George had even paid for the stupid in-flight wifi for this, to relay any information to Dream. But they had both promised to not keep awake, to make sure they wouldn't cut their first day together short to sleep instead. To get off track when they had spent the better part of the last few weeks doing everything to avoid that.

He never usually had this issue, of not being able to fall asleep. But if there ever was, George was familiar in this way, with tired eyes looking too long at a too bright lighted screen, messages needing to be answered, Dream always on the other end, keeping him up late.

"Just a little bit more," Dream would say or plead, depending on how exhausted George was.

"I can't. Physically can't," George would reply in exasperation that was so horribly fond, "We can talk when I get up, I'm going to pass out any second."

"You sleep too long," Dream would complain, like this was a tragedy he had suffered through eternally, "I want you now and here and possibly forever. Is that too much to ask?"

"Yes," George would breathe, any of his annoyance overshadowed by a softness he could only attempt to fight bitterly and often lose, "I need sleep. You know this, Dream. You should know this."

And, yet, no matter how much he tried to remind the other, and himself, George was drawn to this same place again and again, staying up long, impossible hours just for that, "Five minutes more."

Dream would get it. George didn't like to admit that fact, but he did.

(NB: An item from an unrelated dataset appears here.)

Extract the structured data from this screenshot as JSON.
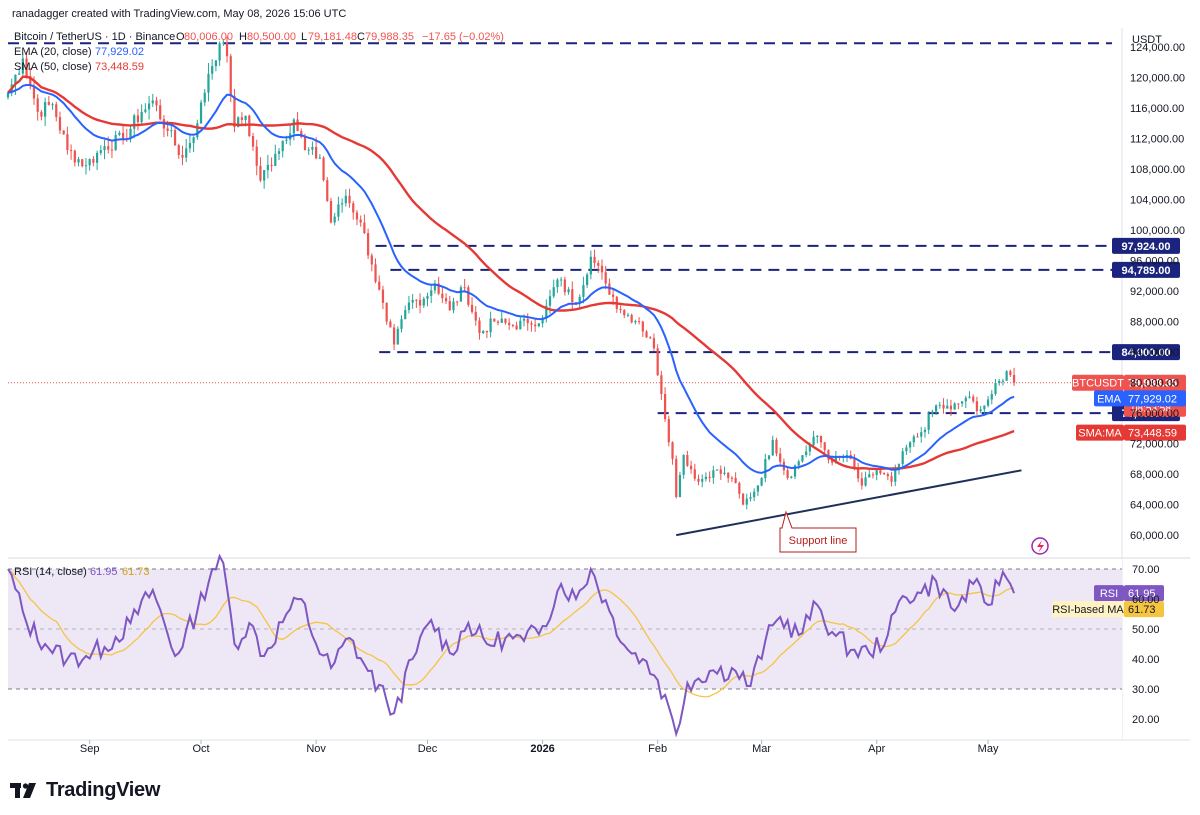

Even if it usually ended up with him falling asleep on the call, his phone lost in his bedsheets and waking up to Dream wickedly murmuring about how he had spoken in his sleep and, "Oh my, George. You don't even want to know what you confessed to last night. But I'll tell you anyway."

Maybe those moments were both the ones George looked forward to and was going to sorely, painfully miss the most.

Because calls and texts and messages and late nights and discord and stupid streams were all they had, all they really were.